8. Run ground wires from the disconnect to the first panel, and then jump from panel to panel, keeping grounds and neutrals separated in the panels. (I know the BX can serve as the EGC, but I just have a feeling the inspector is going to want to see a separate ground pulled in to each panel)
9. Have inspector review and sign off.
10. Have POCO reinstall the meters.
11. Close disconnect and away we go...

Thoughts?











varmit said:


> It would appear that the BX sheath is the EGC. So that would save a lot of work on that aspect. In the present configuration, each panel should be considered a sub panel.
> 
> I would think that the major challenge for this job would be space to mount the new services as everything will be much larger in physical size. You would need a plan that would allow a lot of prework to be accomplished before tearing out the old, so the tenants power is not off for too long. If there is space, you could install a new service with all of the metering in one enclosure. Power up the new service, while keeping the old service on, and then replace each panel one at a time.
> 
> ...


----------



## Cow (Jan 16, 2008)

I think leaving the old meterbases is not the way to go about it. They are as old as the panels and count on spring pressure to retain the meter blades. I think it would be doing your customer a disservice to not replace them at the same time.

For one, you would be counting on being able to break the lugs loose in the meters to replace the wiring down to your new panels, without breaking anything in the meterbase in the process.

Two, you are not going to be able to isolate grounds/neutrals properly in those meterbases.

Three, when one of those meterbases goes bad in the future, they will most likely not be able to replace it with a modern meterbase because of space constraints.

Now is the time to change the meterbases, in my opinion.


----------



## funkking (May 27, 2020)

You make a good point about the meter bases. Changing them probably is the way to go.



Cow said:


> I think leaving the old meterbases is not the way to go about it. They are as old as the panels and count on spring pressure to retain the meter blades. I think it would be doing your customer a disservice to not replace them at the same time.
> 
> For one, you would be counting on being able to break the lugs loose in the meters to replace the wiring down to your new panels, without breaking anything in the meterbase in the process.
> 
> ...


----------



## varmit (Apr 19, 2009)

Dennis Alwon said:


> Not always.. Unless the BX (AC cable) has the small steel wire in it then the sheathing is not permitted as an equipment grounding conductor.

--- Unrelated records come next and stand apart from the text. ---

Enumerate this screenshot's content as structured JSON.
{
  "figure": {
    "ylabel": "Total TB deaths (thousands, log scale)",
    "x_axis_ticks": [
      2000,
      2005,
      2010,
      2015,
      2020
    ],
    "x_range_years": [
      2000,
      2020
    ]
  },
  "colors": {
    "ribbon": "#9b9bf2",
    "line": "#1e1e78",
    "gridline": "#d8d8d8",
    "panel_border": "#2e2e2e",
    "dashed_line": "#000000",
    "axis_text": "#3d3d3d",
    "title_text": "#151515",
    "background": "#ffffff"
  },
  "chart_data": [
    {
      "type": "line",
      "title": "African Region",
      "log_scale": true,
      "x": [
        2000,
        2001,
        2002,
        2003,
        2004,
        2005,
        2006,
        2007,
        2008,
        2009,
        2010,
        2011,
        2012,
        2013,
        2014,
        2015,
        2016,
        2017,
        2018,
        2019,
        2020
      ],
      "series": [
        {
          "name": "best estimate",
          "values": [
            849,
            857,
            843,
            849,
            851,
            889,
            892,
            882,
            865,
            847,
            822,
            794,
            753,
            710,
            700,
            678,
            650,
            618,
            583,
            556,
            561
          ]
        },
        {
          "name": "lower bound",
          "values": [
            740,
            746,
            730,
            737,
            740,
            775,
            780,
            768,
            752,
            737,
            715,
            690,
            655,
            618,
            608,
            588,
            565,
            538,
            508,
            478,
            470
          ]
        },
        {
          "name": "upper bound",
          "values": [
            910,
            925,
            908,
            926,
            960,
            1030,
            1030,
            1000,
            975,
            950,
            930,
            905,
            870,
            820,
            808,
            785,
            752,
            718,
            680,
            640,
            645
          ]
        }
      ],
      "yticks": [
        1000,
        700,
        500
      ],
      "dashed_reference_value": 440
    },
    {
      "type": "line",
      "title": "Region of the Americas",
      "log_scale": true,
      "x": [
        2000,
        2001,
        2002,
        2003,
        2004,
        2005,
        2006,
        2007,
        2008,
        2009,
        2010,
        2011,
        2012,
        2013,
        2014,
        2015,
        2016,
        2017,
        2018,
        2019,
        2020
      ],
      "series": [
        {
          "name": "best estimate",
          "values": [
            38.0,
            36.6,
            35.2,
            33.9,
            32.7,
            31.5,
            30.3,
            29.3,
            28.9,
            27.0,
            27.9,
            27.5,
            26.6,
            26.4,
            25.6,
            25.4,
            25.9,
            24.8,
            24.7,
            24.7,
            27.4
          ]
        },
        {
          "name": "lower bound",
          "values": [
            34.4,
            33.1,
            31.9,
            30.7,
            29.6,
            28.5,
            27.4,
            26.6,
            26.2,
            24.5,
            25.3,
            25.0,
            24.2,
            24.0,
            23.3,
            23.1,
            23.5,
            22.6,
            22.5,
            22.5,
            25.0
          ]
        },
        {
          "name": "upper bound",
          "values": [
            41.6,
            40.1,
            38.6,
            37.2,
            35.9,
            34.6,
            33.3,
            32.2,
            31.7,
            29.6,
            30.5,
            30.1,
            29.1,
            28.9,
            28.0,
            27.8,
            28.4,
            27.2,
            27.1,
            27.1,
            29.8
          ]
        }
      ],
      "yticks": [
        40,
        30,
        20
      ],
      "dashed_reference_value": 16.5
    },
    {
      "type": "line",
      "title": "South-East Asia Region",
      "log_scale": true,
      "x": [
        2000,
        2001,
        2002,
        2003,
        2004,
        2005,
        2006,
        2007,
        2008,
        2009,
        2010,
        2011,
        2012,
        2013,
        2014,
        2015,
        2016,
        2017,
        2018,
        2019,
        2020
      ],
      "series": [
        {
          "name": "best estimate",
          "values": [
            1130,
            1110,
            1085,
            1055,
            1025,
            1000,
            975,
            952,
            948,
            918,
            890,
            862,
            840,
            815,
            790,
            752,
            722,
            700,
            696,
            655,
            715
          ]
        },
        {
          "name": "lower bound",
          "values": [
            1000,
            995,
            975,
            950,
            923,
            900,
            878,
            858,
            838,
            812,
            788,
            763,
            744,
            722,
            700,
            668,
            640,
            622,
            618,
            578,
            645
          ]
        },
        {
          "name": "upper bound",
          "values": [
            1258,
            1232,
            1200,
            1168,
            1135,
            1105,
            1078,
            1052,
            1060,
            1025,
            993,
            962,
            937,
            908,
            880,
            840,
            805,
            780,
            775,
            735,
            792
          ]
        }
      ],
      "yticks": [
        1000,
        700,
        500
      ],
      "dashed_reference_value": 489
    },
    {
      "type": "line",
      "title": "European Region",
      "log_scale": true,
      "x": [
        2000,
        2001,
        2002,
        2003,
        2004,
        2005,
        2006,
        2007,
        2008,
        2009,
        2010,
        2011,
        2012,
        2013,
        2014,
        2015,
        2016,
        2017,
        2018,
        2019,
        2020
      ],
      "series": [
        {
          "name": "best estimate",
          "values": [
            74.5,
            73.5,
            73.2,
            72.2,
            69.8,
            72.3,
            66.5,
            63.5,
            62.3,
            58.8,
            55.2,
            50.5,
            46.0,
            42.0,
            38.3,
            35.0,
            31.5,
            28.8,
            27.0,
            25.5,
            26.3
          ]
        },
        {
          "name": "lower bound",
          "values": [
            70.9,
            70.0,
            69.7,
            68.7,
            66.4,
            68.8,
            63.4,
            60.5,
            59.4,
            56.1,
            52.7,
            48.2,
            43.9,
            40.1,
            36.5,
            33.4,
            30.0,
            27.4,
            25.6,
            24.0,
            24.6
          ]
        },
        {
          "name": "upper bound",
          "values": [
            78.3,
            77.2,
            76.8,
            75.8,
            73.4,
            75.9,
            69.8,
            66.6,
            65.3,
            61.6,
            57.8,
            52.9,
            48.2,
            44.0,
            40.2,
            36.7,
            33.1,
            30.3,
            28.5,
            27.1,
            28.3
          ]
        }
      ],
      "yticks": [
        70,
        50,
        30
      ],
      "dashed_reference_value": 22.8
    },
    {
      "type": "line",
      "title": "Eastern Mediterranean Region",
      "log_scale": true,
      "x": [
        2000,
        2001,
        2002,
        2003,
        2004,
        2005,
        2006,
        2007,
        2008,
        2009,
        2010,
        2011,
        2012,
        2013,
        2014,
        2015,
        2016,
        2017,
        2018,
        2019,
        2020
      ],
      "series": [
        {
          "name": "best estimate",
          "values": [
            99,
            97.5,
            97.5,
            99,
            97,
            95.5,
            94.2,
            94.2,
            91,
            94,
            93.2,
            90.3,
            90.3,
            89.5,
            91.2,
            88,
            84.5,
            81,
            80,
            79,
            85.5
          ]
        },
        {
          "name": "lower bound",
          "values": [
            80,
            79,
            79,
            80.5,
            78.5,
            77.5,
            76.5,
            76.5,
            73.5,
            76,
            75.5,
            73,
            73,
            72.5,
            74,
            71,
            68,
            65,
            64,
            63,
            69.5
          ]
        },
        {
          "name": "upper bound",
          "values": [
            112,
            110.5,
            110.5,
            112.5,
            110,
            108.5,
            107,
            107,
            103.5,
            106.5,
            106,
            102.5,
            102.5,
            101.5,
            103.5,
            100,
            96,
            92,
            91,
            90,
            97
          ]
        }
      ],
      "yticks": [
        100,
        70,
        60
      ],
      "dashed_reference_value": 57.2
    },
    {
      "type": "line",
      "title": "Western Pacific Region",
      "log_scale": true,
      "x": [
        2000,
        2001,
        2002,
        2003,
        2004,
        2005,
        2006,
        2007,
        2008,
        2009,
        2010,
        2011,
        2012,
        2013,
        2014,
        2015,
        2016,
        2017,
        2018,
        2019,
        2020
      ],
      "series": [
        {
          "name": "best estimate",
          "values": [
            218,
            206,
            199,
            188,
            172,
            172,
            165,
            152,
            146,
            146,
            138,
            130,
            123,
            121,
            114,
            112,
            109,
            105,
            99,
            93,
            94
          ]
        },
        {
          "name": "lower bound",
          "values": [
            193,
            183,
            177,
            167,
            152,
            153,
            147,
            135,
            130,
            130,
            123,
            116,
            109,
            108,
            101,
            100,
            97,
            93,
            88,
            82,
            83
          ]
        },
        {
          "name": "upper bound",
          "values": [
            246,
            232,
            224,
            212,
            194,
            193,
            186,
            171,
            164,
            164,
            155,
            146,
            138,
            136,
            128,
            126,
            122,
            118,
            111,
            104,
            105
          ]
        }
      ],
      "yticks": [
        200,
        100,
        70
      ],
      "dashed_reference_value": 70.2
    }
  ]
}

Just for info, I checked some of my old code books, 1965 and 1975. At that time armored cable was either MC or AC (BX). MC covering was considered a ground path. All type AC was required to have the "bonding strip" under the cable sheath. But, this is today and many things have changed.


----------



## Dennis Alwon (May 9, 2009)

varmit said:


> Just for info, I checked some of my old code books, 1965 and 1975. At that time armored cable was either MC or AC (BX). MC covering was considered a ground path. All type AC was required to have the "bonding strip" under the cable sheath. But, this is today and many things have changed.



I don't understand what you are trying to say. AC cable was made without the steel strip but I am not sure what years that was. The reason they put the strip under the sheathing was to give the cable less resistance so that in the event of a ground fault the cable could carry the current to trip the breaker.

AC cable without the strip has been known to glow during some ground faults


----------



## VELOCI3 (Aug 15, 2019)

Dennis Alwon said:


> I don't understand what you are trying to say. AC cable was made without the steel strip but I am not sure what years that was. The reason they put the strip under the sheathing was to give the cable less resistance so that in the event of a ground fault the cable could carry the current to trip the breaker.
> 
> AC cable without the strip has been known to glow during some ground faults













Sent from my iPad using Tapatalk


----------



## Dennis Alwon (May 9, 2009)

VELOCI3 said:


> Sent from my iPad using Tapatalk



Yes that article was written by Paul Abernathy, I believe. That is where I got the info date of before 1959 for AC cable without the strip


----------



## Doc13067 (Dec 2, 2021)

Definitely cannot use BX sheathing as EGC. I don’t know why anyone thinks that. Hey guys, new member here, I found the thread because I am currently in almost the exact same situation! So what was the main, the disco or each panel? Are you able to use main lug panels after the meters or does there need to be one switch to shut down each unit (if the unit has 3 branch circuits)? I’m going nuts thinking about all this. Also in my case we have a GEC going from the water pipe to the disco before the meter. Does that mean the disco is the main? I’d love to hear how your situation wound up. Thanks!


----------



## Dennis Alwon (May 9, 2009)

@Doc13067 The newer AC cable (BX ) sheathing is allowed to be used as an egc because it has a metallic strip of wire tying all the metal sheathing together.


----------



## Doc13067 (Dec 2, 2021)

Ah I see, 320.108. Ok got it. But the wiring described in the situation is not that, right? I ran into that years ago which lead me to discover it was not an acceptable EGC.


----------



## Majewski (Jan 8, 2016)

Dennis Alwon said:


> Since there is a service disconnect before the meters (unusual) then IMO the 100 amp panels are all subpanels.


Have fun divvying up THAT bill


----------



## Doc13067 (Dec 2, 2021)

Majewski said:


> Have fun divvying up THAT bill


Lol. We’ll there are 5 meters


----------



## Majewski (Jan 8, 2016)

Doc13067 said:


> Lol. We’ll there are 5 meters


yeah and 5 apartments of ppl who dont want to pay the wrong % and will argue til death


----------